In de op 24 april 2019 door de Kamerleden Buitenweg en Bergkamp voorgestelde moties verzochten zij de regering om (1) een actieplan te ontwikkelen voor consulaire en juridische steun van mensen met een Nederlandse binding die in het buitenland hun scheiding moeten bewerkstelligen; (2) in overleg te treden met verscheidene landen om afspraken te maken over het vergemakkelijken van de erkenning van Nederlandse echtscheidingen; en (3) om samen met landen van waaruit huwelijksdwang voorkomt, zoals deze genoemd zijn in de onderzoeken van de Universiteit Maastricht, te streven naar eenzelfde erkenningsbeleid als met Marokko, en de Kamer over de voortgang hiervan eind 2019 te informeren8. Deze moties worden uitgevoerd door de Minister van Buitenlandse Zaken De resultaten hiervan zijn in het vierde kwartaal van 2019 beschikbaar.

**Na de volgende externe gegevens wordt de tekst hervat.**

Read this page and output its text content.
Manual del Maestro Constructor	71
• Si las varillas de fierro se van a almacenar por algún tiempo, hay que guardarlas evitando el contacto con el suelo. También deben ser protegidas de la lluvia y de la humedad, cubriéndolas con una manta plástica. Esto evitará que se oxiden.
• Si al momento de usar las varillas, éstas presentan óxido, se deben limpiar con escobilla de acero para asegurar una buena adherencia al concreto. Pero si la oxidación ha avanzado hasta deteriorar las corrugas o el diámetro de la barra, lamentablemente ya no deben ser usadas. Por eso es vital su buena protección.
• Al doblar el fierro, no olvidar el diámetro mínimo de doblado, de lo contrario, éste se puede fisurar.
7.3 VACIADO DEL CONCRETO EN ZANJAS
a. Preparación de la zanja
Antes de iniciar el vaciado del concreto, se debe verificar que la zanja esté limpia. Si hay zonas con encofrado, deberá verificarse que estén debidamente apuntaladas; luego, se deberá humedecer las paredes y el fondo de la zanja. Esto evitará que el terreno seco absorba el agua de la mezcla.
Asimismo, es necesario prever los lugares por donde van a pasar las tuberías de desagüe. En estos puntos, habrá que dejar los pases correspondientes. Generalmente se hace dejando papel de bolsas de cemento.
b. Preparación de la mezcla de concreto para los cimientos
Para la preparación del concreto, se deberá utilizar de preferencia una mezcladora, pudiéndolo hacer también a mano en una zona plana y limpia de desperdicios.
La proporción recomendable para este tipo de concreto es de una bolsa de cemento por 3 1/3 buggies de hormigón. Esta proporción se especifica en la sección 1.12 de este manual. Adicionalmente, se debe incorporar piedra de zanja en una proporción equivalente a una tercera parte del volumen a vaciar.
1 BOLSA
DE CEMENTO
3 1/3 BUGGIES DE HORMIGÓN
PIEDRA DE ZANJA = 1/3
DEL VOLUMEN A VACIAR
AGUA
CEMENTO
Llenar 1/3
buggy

Toezeggingen van de Minister van VWS

Weerlegde meldingen na onderzoek Veilig Thuis

In het AO van 24 april jl. heb ik toegezegd om uw Kamer te informeren over de resultaten van onderzoeken door Veilig Thuis naar aanleiding van meldingen die zij ontvangen (Kamerstukken 28 345 en 31 015, nr. 222). En om hierbij in te gaan op de vraag of deze meldingen leiden tot de inzet van interventies dan wel tot vernietiging van dossiers, wanneer de gemelde vermoedens van huiselijk geweld en/of kindermishandeling na onderzoek van Veilig Thuis worden weerlegd.

Stand van zaken

Met ingang van 1 januari 2019 werken de VT-organisaties met een nieuw Handelingsprotocol. De 26 Veilig Thuis-organisaties geven hiermee een kwaliteitsimpuls en meer eenduidigheid aan de wijze waarop ze hun wettelijke taken uitvoeren. Veilig Thuis schat van elke melding die binnenkomt eerst de aard en de ernst van de onveiligheid in. Op basis van deze veiligheidsbeoordeling besluit Veilig Thuis of ze zelf actief betrokken dient te zijn, of dat ze de melding doorstuurt naar een lokale hulpverlener, die dan aan de slag gaat met de betrokkenen. Deze beslissing wordt mede bepaald door de lokale situatie en de inrichting van het lokale veld. Ook kijkt Veilig Thuis of al een hulpverlener betrokken is bij het gezin. Als dat het geval is, bespreekt Veilig Thuis samen met de hulpverlener, of deze melding mee kan in het lopende hulpverleningstraject en of ondersteuning van Veilig Thuis hierbij nodig is.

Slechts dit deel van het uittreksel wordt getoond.